Specifically, at 6 ppm FC with 40 ppm CYA there is 5.86 ppm chlorine bound to CYA and 0.15 ppm chlorine unbound to CYA. At 3 ppm FC with 40 ppm CYA there is 2.94 ppm chlorine bound to CYA and 0.06 ppm chlorine unbound to CYA. So it's not exactly proportional, but it's close. The FC/CYA ratio rule approximately holds but not exactly at all ratios and it falls apart as one get towards SLAM levels.

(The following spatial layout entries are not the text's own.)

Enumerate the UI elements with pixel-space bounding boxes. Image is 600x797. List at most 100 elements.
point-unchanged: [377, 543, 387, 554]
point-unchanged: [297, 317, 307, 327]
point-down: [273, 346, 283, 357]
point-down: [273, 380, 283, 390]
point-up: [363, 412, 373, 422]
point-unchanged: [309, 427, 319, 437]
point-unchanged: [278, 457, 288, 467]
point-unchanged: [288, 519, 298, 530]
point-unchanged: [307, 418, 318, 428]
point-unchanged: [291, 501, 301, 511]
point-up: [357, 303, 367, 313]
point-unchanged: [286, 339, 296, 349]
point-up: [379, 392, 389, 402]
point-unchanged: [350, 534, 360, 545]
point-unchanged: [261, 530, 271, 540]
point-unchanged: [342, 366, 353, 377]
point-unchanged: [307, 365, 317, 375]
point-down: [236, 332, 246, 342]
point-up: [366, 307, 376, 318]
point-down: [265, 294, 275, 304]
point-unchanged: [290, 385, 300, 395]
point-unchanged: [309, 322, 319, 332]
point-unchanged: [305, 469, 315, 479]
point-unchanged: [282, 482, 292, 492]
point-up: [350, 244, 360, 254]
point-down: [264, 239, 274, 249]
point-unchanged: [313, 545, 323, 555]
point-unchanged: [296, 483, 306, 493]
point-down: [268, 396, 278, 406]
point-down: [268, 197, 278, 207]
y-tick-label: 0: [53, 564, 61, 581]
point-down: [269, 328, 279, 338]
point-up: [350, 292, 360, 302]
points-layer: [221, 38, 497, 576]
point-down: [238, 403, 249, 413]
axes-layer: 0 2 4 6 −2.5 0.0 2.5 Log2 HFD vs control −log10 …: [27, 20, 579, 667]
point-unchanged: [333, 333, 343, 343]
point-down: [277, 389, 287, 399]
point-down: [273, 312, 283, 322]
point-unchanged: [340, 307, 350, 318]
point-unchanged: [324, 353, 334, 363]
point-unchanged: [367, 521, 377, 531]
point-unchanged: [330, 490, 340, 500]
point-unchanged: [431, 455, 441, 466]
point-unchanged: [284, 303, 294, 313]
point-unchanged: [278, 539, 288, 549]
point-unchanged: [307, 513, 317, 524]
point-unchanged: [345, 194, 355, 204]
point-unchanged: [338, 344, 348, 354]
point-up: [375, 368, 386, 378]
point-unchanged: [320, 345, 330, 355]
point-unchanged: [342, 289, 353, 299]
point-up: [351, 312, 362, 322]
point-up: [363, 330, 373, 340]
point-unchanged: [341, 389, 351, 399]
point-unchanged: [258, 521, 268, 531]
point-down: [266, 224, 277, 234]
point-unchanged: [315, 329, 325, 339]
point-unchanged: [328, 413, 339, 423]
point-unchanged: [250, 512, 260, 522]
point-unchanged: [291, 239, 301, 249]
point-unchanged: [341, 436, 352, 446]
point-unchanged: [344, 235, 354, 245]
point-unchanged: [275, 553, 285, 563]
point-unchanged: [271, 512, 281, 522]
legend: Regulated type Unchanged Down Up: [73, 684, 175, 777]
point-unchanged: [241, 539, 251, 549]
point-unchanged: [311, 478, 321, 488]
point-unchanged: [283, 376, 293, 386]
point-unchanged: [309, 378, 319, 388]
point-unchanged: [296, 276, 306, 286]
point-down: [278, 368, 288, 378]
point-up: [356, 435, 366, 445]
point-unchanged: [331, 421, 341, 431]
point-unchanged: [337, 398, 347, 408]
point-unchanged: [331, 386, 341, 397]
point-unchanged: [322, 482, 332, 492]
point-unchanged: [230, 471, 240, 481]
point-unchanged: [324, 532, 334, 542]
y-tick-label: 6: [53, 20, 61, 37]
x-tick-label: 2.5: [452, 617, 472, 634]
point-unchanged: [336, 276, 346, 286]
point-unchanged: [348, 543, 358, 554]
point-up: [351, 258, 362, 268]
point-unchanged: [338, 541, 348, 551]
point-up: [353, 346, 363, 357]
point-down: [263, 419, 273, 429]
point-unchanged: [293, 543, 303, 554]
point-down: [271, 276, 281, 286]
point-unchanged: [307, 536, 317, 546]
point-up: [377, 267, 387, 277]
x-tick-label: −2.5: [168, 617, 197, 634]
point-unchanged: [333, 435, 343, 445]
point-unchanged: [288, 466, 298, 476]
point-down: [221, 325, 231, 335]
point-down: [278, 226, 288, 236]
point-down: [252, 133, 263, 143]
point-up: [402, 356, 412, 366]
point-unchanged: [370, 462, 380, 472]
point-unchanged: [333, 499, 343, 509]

As for why the CYA doesn't hide the chlorine from the CYA test, it is again due to the equilibrium between the bound and unbound chlorine and the fact that if all the unbound chlorine were to instantly disappear and continue to be consumed as fast as it appeared, half the chlorine would be released from CYA every 0.25 seconds so far faster than the timeframe of the chlorine tests. The unbound chlorine reacts with the DPD dye and more chlorine is then released from being bound to CYA and this happens quickly. This has been discussed in numerous threads, not all in The Deep End. See Cyanuric Acid and Free Chlorine Relationship, Chlorine/CYA relationship, Want to understand more about CYA, CYA and the chlorine relation question, and for more technical detail there is Questions about Chlorine and CYA, and FC - Concept of "Reserve".
 
I found the equilibrium relationship ChemGeek,posted in the free chlorine thread revered above to be very very useful in understanding things. I have it bookmarked and read it often.

There is a chemical equilibrium between chlorine bound to CYA and hypochlorous acid unbound from it. Though there are multiple simultaneous chemical reactions due to the multiple chemical species involved, the most dominant reaction relevant to what we are talking about is the following:

HClCY- + H2O <<<---> H2CY- + HOCl
"Chlorine Bound to CYA" + Water <<<---> "CYA Ion" + Hypochlorous Acid

The reaction goes back and forth though at equilibrium at usual pool levels of FC and CYA it is mostly towards the left as I indicate with the "<<<" arrows.

If you were to instantaneously eliminate the hypochlorous acid (HOCl) on the right hand side, 94% of the bound chlorine would be released in 1 second to replenish it (half released every 0.25 seconds -- technically for the above reaction it's 4 seconds but there is another pathway through related reactions that is 0.25 seconds). So no "knowledge" is needed -- with chemical equilibria if species are consumed the reaction rebalances to replenish it. Technically, species are going back and forth from left-to-right and right-to-left very quickly and at equilibrium the forward and reverse reaction rates are equal. Chemical equilibrium does not mean that reactions are not occurring, but rather only that the concentrations of the chemicals are not changing so the forward and reverse reaction rates are equal. Roughly speaking, an amount of chlorine equivalent to the FC level goes back and forth every 1/3rd second. For more details, see this post, this post and this post.